Oil with lubricant viscosity is class II base oil.In a kind of lubricating composition, compound A is added as shown in table 11
(embodiment 4).In other lubricating compositions, comparative example 4, other additives are not added.
Table 11
|
Oil with lubricant viscosity |
Other additives |
The amount (weight %) of other additives |
Comparative example 4 |
Class II |
Nothing |
0 |
Embodiment 4 |
Class II |
Compound A |
0.2 |
In this experiment, test method is being listed in Dexron as described in above-mentioned experiment 3A series of bullets in specification
It is carried out on property body.As the result is shown in table 12.It is in table 12 the result shows that, with use comparative example 4 composition (without addition
Agent) when compare, when using composition (embodiment 4) of the invention, elastomeric material is swollen more (i.e. increased percentages of volume
It is bigger than more).
Table 12
5- is off-highway uses fluid for experiment
Two kinds of lubricating compositions are prepared based on formulations given below, represents and is used for the off-highway typical case with fluid or normal
Advise lubricant.Based on oil-free, all percentages are by weight every kind of component except oil removing:
Oil with lubricant viscosity: total amount 100%
Ester group or succinimide dispersants: 1.000
Calcium base detersive: 1.087
ZDDP antiwear additive: 1.152
Helper component: 0.321
Flux oil: 2.476
Helper component includes antioxidant, pour-point depressant, defoaming agent, emulsifier etc..

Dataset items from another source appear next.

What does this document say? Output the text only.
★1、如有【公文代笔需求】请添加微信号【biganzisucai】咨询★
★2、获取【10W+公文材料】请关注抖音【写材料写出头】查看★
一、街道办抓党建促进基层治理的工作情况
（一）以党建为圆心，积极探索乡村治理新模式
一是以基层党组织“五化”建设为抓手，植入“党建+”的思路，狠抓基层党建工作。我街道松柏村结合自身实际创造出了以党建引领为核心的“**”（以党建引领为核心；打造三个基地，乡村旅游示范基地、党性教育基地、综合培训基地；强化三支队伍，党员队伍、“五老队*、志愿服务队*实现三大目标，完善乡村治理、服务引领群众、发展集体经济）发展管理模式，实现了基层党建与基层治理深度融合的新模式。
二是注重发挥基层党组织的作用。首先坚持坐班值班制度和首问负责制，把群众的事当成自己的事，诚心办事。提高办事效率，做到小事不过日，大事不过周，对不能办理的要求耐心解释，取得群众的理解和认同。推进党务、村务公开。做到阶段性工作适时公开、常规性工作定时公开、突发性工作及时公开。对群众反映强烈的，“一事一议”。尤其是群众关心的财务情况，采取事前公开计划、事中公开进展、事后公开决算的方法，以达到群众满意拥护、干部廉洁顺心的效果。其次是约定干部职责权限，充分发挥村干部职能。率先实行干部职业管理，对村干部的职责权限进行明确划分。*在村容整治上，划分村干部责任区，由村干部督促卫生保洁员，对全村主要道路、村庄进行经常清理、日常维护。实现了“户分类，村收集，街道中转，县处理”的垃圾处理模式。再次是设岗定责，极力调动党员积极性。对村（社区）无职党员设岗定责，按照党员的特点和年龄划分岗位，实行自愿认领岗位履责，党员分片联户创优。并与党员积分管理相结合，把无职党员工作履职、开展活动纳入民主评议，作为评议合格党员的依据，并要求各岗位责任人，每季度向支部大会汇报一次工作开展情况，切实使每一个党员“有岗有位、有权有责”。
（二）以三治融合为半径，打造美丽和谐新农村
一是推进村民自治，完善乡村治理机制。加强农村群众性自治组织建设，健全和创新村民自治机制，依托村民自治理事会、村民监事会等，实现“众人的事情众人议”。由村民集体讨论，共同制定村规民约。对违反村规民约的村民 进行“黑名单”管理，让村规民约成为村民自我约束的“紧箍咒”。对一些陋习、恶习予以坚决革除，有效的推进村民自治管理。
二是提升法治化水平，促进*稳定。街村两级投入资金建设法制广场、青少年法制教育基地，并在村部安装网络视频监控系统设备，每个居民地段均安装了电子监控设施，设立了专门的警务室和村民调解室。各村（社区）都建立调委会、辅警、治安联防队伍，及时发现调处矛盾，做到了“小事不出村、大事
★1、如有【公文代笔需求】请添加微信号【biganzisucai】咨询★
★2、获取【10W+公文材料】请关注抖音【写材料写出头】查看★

Oil with lubricant viscosity is class II base oil.In a kind of lubricating composition, compound A is added as shown in table 13
(embodiment 5).In other lubricating compositions, comparative example 5, other additives are not added.
Table 13
|
Oil with lubricant viscosity |
Other additives |
The amount (weight %) of other additives |
Comparative example 5 |
Class II |
Nothing |
0 |
Embodiment 5 |
Class II |
Compound A |
0.2 |
In this experiment, test method is as described in experiment 3 above, and carries out on a series of elastomers.As a result it is shown in table
In 14.It is in table 14 the result shows that, compared with when using composition (without additive) of comparative example 5, when using of the invention
When composition (embodiment 5), elastomeric material is swollen more (i.e. the increased percentage of volume is bigger).
Table 14
Every document above-mentioned is all incorporated herein by reference, including any previous application, regardless of whether specifically
It is listed above, it is desirable that priority.Refer to that any file is not an admission that this document is qualified as the prior art or constitutes any
The general knowledge of technical staff in compass of competency.Other than explicitly pointing out in embodiment or in addition, specified in this specification
Quantity of material, reaction condition, molecular weight, all numerical quantities of carbon atom number etc. are interpreted as being modified by word " about ".It should be understood that this
Upper and lower bound described in text, range and ratio limitation can be combined independently.Similarly, the range of of the invention every kind element
It can be used together with the range of any other element or amount with amount.As used herein, term "comprising" is also aimed to including conduct
Alternate embodiment " substantially by ... form " and " by ... form "." substantially by ... form " allows
The substance of the basic and novel features of the composition in considering will not substantially be influenced.